Electronics and Chemistry Facilities
The Neuroimaging Laboratory houses an electronic shop that is used to construct RF coils and animal cradles needed for our MR studies. The shop contains an Agilent RF network analyzer, Fluke RCL meter and function generator, a Tektronix 500 MHz digital oscilloscope, Morris tuning meters, stores of variable and fixed capacitors, soldering equipment, a drill press, band saw, table saw and hand tools, etc. need to construct the requisite RF hardware. The Neuroimaging Laboratory has the expertise to home-build animal cradles, MR-compatible head holders, and RF coils. A chemistry lab is equipped with a fume hood, pH meter, a scientific balance, ultra low temperature freezer, etc for preparing and storing samples.
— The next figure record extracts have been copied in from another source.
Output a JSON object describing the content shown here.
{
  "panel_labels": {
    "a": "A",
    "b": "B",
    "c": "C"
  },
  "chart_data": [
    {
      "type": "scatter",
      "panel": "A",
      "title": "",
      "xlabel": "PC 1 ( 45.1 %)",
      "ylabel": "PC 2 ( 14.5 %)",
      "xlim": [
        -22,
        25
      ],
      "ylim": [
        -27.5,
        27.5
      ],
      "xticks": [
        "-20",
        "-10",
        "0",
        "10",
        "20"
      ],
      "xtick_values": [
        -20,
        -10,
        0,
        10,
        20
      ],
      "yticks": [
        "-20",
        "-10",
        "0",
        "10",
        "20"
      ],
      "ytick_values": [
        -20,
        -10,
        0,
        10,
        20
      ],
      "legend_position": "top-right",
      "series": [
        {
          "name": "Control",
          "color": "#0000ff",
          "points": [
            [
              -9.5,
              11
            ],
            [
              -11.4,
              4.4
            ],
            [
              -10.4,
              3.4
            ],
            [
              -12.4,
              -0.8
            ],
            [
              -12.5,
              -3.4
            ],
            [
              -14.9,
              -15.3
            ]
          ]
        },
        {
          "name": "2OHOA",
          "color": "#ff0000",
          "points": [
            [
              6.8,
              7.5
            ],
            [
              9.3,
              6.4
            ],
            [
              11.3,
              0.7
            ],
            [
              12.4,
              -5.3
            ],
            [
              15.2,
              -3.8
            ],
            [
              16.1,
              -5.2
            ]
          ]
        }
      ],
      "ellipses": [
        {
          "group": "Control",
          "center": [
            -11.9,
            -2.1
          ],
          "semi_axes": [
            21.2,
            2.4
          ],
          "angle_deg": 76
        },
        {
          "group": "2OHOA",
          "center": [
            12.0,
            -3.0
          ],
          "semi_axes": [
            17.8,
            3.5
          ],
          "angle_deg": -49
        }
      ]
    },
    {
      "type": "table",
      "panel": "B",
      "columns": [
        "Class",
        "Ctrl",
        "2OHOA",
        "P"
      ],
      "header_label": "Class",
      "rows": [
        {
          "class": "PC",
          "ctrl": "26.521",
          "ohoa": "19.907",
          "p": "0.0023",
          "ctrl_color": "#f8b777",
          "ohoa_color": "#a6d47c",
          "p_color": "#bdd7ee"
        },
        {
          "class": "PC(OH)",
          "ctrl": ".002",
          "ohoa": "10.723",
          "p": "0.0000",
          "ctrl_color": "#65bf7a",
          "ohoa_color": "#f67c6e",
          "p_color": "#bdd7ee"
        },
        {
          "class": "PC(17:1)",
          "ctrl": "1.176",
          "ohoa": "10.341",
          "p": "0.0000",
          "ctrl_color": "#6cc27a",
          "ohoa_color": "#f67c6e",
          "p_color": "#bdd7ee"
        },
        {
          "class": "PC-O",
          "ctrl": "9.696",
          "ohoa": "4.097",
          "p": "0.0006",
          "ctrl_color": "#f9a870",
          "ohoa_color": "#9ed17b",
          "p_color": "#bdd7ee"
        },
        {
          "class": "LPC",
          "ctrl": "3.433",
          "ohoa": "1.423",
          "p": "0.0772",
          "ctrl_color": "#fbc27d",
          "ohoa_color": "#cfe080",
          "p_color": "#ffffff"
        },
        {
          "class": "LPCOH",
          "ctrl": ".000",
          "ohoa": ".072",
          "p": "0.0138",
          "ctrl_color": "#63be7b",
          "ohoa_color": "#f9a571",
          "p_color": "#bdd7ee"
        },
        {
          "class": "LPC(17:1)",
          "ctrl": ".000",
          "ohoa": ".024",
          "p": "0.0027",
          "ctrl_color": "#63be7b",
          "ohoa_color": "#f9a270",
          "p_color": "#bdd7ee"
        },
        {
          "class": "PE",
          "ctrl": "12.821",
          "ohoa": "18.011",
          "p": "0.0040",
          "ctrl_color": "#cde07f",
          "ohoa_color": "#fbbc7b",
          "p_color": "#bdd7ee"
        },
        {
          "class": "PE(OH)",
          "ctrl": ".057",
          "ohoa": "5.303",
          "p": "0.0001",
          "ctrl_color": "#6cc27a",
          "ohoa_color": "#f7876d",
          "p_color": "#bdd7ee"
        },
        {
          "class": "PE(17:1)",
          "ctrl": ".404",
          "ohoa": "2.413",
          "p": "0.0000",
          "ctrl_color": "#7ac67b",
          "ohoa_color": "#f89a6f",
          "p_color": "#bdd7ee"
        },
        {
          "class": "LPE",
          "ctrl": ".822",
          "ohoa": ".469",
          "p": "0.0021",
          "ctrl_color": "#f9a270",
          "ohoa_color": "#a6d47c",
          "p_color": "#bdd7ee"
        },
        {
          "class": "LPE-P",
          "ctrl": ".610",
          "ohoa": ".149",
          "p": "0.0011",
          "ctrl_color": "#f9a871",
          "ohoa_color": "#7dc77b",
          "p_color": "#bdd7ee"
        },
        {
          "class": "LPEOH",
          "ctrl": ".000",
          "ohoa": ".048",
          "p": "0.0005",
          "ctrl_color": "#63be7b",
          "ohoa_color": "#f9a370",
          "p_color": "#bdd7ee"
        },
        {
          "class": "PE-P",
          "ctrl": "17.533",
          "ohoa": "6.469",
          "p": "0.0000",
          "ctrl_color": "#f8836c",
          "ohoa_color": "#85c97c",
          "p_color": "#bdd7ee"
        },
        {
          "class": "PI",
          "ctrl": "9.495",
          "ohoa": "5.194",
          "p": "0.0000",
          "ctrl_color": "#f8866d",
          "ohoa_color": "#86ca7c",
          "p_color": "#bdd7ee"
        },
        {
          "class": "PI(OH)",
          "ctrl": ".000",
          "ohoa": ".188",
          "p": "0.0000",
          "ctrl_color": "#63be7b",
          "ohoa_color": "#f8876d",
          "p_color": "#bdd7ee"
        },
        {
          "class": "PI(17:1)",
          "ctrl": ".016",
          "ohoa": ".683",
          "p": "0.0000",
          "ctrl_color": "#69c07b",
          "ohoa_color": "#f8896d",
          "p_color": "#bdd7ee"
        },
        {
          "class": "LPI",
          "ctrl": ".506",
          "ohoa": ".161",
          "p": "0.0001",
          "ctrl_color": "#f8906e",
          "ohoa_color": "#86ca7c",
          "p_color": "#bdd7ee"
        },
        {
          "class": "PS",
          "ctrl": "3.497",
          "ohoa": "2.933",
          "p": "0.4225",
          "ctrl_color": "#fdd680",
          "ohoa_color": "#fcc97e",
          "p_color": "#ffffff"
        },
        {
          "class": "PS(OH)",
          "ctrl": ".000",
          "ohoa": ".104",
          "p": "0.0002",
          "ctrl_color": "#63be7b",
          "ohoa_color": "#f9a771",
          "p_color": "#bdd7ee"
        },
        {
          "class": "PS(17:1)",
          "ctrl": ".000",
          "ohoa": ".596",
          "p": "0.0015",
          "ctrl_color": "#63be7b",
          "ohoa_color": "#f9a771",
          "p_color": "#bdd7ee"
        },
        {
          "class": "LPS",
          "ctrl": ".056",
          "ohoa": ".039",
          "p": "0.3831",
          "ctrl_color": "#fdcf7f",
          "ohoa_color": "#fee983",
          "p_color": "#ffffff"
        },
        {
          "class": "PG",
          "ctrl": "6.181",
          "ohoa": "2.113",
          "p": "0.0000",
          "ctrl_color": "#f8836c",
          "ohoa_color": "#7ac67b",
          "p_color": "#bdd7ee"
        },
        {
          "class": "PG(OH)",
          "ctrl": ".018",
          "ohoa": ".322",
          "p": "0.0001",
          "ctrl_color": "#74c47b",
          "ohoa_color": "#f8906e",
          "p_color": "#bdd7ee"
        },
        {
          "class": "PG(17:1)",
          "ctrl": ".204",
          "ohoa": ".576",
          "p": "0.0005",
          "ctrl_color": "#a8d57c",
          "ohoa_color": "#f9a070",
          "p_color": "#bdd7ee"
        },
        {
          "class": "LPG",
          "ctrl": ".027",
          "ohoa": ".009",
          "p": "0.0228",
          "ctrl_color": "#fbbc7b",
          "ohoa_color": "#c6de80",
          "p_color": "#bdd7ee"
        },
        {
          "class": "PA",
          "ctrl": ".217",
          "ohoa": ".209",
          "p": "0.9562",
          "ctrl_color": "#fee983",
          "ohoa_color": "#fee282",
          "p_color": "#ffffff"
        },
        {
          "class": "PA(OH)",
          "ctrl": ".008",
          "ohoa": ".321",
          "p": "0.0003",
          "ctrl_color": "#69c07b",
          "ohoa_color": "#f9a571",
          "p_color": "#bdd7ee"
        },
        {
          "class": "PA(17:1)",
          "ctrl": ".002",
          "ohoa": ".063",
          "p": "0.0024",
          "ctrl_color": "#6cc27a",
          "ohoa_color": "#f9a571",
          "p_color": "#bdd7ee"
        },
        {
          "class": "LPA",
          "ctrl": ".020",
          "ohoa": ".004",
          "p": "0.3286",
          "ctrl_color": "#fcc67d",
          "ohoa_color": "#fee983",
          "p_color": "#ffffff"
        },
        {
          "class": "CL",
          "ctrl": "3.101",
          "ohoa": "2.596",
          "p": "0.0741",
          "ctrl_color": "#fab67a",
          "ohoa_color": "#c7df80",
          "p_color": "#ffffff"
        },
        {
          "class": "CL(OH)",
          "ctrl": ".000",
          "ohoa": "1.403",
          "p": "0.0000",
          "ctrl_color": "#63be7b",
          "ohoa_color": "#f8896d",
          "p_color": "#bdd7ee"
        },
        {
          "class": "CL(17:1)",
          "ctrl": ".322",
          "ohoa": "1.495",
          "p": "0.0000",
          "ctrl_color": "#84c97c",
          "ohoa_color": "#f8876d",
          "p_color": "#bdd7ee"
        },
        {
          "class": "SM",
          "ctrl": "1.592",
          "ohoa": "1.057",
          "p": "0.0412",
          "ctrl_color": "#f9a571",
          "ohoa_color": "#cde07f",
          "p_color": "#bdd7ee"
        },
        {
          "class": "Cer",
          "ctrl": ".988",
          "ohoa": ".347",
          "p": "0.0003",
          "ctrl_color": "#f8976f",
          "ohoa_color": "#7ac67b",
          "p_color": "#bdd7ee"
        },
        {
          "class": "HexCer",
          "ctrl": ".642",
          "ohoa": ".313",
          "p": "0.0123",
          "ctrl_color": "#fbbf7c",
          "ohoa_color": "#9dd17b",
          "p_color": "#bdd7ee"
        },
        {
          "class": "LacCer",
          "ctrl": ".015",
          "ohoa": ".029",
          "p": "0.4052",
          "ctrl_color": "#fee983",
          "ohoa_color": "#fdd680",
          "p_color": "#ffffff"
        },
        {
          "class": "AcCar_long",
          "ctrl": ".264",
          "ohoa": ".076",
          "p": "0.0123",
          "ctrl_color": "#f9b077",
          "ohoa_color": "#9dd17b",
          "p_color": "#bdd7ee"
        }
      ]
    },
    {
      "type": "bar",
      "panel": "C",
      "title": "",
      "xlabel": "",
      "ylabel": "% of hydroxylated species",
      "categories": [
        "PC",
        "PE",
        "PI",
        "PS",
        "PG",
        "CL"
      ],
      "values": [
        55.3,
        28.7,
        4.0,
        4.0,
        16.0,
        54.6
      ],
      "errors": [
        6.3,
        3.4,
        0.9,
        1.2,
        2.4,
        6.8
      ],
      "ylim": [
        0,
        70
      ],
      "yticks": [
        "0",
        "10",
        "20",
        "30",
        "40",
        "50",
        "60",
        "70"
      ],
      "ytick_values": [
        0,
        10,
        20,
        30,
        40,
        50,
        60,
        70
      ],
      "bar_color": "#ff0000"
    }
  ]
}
All of the imaging instruments have been networked via Ethernet allowing efficient transfer of data. Sufficient data storage space is available. Laser printers and pdf scanner are also available.
Other MR Instruments Available
The Pittsburgh community has many MR systems our lab can access. The most significant one in the Magnetic Resonance Research Center at the Department of Radiology is a 7-T whole-body Siemens MRI, which has capability of 32 receive channels and 8 independent transmitter channels. Two 3-T Siemens Tim Trio systems (40 mT/m peak gradient strength and 150 mT/m/sec slew rate) equipped with 32 receive channels are also available. In addition, the Pittsburgh NMR Center for Biomedical Research has a 7-T/20-cm and a 4.7-T/40-cm Bruker MR system.